In England zahlte die Regierung 34 Mrd. Euro für die Verstaatlichung der Pleitebank Northern Rock.
In den USA kostet die Verstaatlichung der Hypothekenfinanzgesellschaften Fannie Mae und Freddie Mac mindestens 300 Mrd. US-Dollar. Dann war die größte Versicherungsgesellschaft der Welt, die AIG, an der Reihe, für die aus dem US-Steuersäckel 85 Mrd. Dollar fällig werden. Die US-Regierung will inzwischen mit Steuergeldern wertlose "Sicherheiten" der Finanzwirtschaft im Wert von fast 500 Mrd. Euro aufkaufen. Alle diese Regierungen geben Geld für die Finanzwirtschaft aus, das sie gar nicht besitzen. Wo Märkte "versagen", hilft der Staat - alles wie gehabt?

Der Direktor des Hamburgischen Weltwirtschaftsinstituts warnte nach den jüngsten Finanz-Pleiten vor "falscher Panik" und meint, die Wachstumsprognose für die Wirtschaft in Deutschland müsse nur "um einzelne Zehntelpunkte" nach unten korrigiert werden. Neben solchen professionellen Gesundbetern sehen linke wie rechte Paniker das Ende der "Welt, wie wir sie kennen" und behaupten, der "Kapitalismus habe fertig" oder gebildet auf Englisch: "Game over".

 Um diese widersprechenden Ansichten nachzuprüfen, versuche ich die aktuellen Entwicklungen auf den Finanzmärkten mit den Verflechtungen zwischen "Realwirtschaft" und "Finanzwirtschaft" aufzuzeigen. Ich kann und will keine Prophezeiungen abgeben, hoffe aber, dass die Leser des Textes ein bisschen besser verstehen, was derzeit mit dem Kapitalismus passiert.

1. Woher kommen die Finanzmilliarden?

1.1. Industriekapital und Profit

Ausgangspunkt aller scheinbar mühelos verdienten und schnell wieder verlorenen Finanzmilliarden ist die "Realwirtschaft". In unseren Lehrbüchern steht: Die erste Quelle der Finanzwelt sei das "Sparen privater Haushalte". Diese "privaten Sparer" können weder HartzIV-Empfänger noch durchschnittliche Lohnarbeiter sein. Bei deren Einkommen bleibt nichts übrig für Finanzinvestitionen. Tatsächlich ist die Hauptquelle und die Basis der Finanzwirtschaft das industrielle Kapital.

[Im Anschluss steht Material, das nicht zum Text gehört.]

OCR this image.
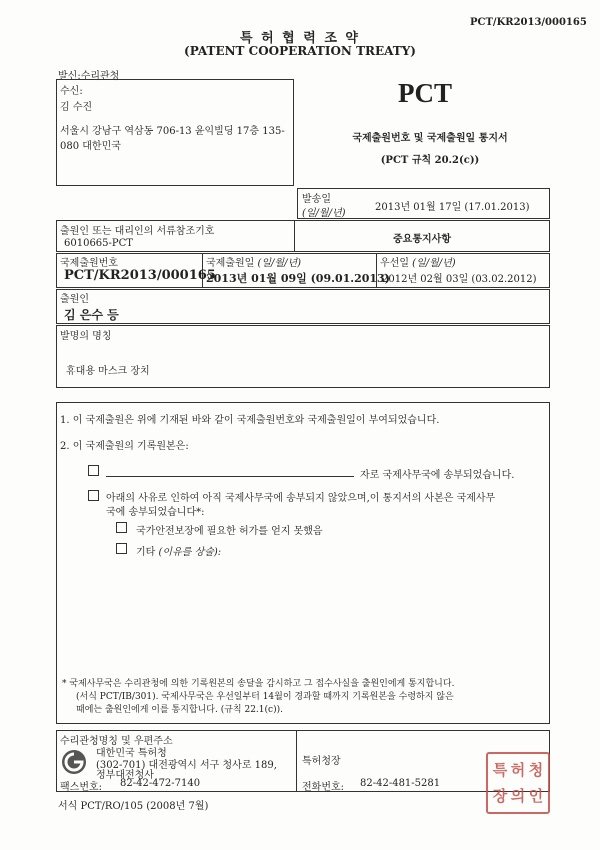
PCT/KR2013/000165
특 허 협 력 조 약
(PATENT COOPERATION TREATY)
발신:수리관청
수신:
김 수진
서울시 강남구 역삼동 706-13 윤익빌딩 17층 135-080 대한민국
PCT
국제출원번호 및 국제출원일 통지서
(PCT 규칙 20.2(c))
발송일
(일/월/년)
2013년 01월 17일 (17.01.2013)
출원인 또는 대리인의 서류참조기호
6010665-PCT	중요통지사항
국제출원번호
PCT/KR2013/000165
국제출원일 (일/월/년)
2013년 01월 09일 (09.01.2013)
우선일 (일/월/년)
2012년 02월 03일 (03.02.2012)
출원인
김 은수 등
발명의 명칭
휴대용 마스크 장치
1. 이 국제출원은 위에 기재된 바와 같이 국제출원번호와 국제출원일이 부여되었습니다.
2. 이 국제출원의 기록원본은:
자로 국제사무국에 송부되었습니다.
아래의 사유로 인하여 아직 국제사무국에 송부되지 않았으며,이 통지서의 사본은 국제사무
국에 송부되었습니다*:
국가안전보장에 필요한 허가를 얻지 못했음
기타 (이유를 상술):
* 국제사무국은 수리관청에 의한 기록원본의 송달을 감시하고 그 접수사실을 출원인에게 통지합니다.
(서식 PCT/IB/301). 국제사무국은 우선일부터 14월이 경과할 때까지 기록원본을 수령하지 않은
때에는 출원인에게 이를 통지합니다. (규칙 22.1(c)).
수리관청명칭 및 우편주소
대한민국 특허청
(302-701) 대전광역시 서구 청사로 189,
정부대전청사
팩스번호: 82-42-472-7140
특허청장
전화번호: 82-42-481-5281
특 허 청
장 의 인
서식 PCT/RO/105 (2008년 7월)
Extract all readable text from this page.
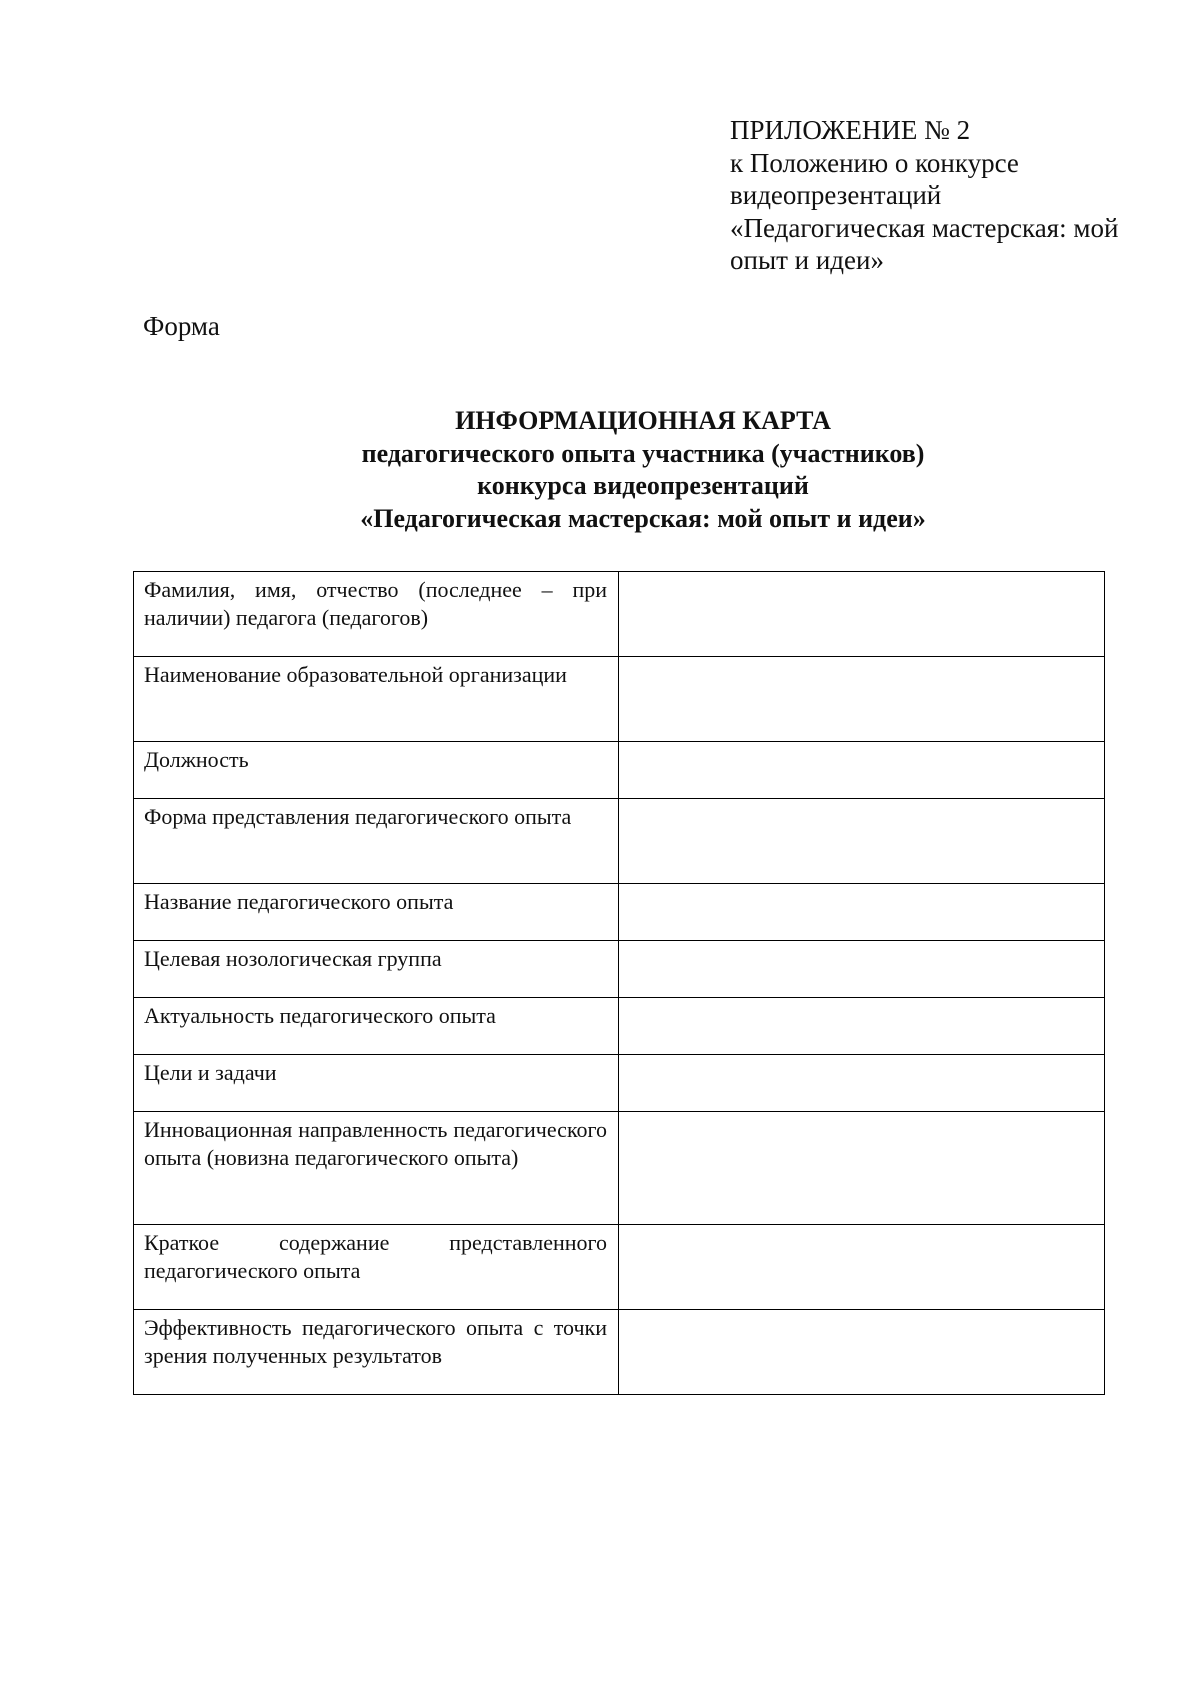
ПРИЛОЖЕНИЕ № 2
к Положению о конкурсе
видеопрезентаций
«Педагогическая мастерская: мой
опыт и идеи»
Форма
ИНФОРМАЦИОННАЯ КАРТА
педагогического опыта участника (участников)
конкурса видеопрезентаций
«Педагогическая мастерская: мой опыт и идеи»
Фамилия, имя, отчество (последнее – при наличии) педагога (педагогов)	
Наименование образовательной организации	
Должность	
Форма представления педагогического опыта	
Название педагогического опыта	
Целевая нозологическая группа	
Актуальность педагогического опыта	
Цели и задачи	
Инновационная направленность педагогического опыта (новизна педагогического опыта)	
Краткое содержание представленного педагогического опыта	
Эффективность педагогического опыта с точки зрения полученных результатов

 Wie das üblicherweise abläuft, zeigt die Grafik 01:

 

Der Kreislauf des Industriekapitals beginnt oben rechts im Uhrzeigersinn mit der Investition: "Geld kauft Ware" (Arbeitskraft plus Produktionsmittel). Diese Produktionsfaktoren verbinden sich im Produktionsprozess zu Waren von neuer Gestalt und höherem Wert (W').

Die im Wert angereicherte Warenmenge W' kann also theoretisch geteilt werden in (W) plus den Zusatzwert Delta-Ware.

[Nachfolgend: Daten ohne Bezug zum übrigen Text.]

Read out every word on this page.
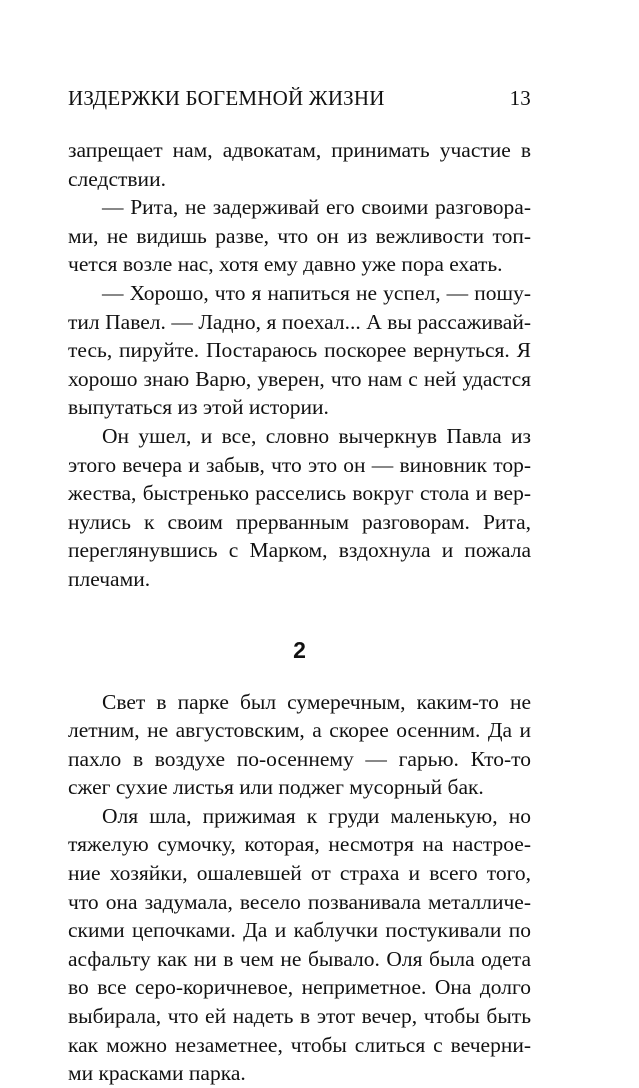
ИЗДЕРЖКИ БОГЕМНОЙ ЖИЗНИ	13

запрещает нам, адвокатам, принимать участие в следствии.

— Рита, не задерживай его своими разговорами, не видишь разве, что он из вежливости топчется возле нас, хотя ему давно уже пора ехать.

— Хорошо, что я напиться не успел, — пошутил Павел. — Ладно, я поехал... А вы рассаживайтесь, пируйте. Постараюсь поскорее вернуться. Я хорошо знаю Варю, уверен, что нам с ней удастся выпутаться из этой истории.

Он ушел, и все, словно вычеркнув Павла из этого вечера и забыв, что это он — виновник торжества, быстренько расселись вокруг стола и вернулись к своим прерванным разговорам. Рита, переглянувшись с Марком, вздохнула и пожала плечами.

2

Свет в парке был сумеречным, каким-то не летним, не августовским, а скорее осенним. Да и пахло в воздухе по-осеннему — гарью. Кто-то сжег сухие листья или поджег мусорный бак.

Оля шла, прижимая к груди маленькую, но тяжелую сумочку, которая, несмотря на настроение хозяйки, ошалевшей от страха и всего того, что она задумала, весело позванивала металлическими цепочками. Да и каблучки постукивали по асфальту как ни в чем не бывало. Оля была одета во все серо-коричневое, неприметное. Она долго выбирала, что ей надеть в этот вечер, чтобы быть как можно незаметнее, чтобы слиться с вечерними красками парка.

Der industrielle Kapitalist und Unternehmer verkauft die gesamte Warenmenge und verwandelt sie dadurch wieder in Geld. Auch diese vermehrte Geldmenge G' lässt sich darstellen als G (= vorgeschossenes Kapital) plus g (= versilberter Mehrwert).

Der versilberte Mehrwert tritt aus dem Kreislauf heraus, das ursprüngliche Kapital tritt wieder in den Kreislauf ein.

Damit der Produktionsprozess wie bisher weiterläuft, muss G wieder neu in Arbeitskraft und Produktionsmittel (W) verwandelt werden. Sofern sich die äußeren Bedingungen nicht geändert haben, geht das ohne Schwierigkeiten vonstatten, weil das neue G gleich groß ist wie das ursprüngliche G. Dieselbe Menge G kauft wieder dieselbe Menge Arbeitskraft und Produktionsmittel.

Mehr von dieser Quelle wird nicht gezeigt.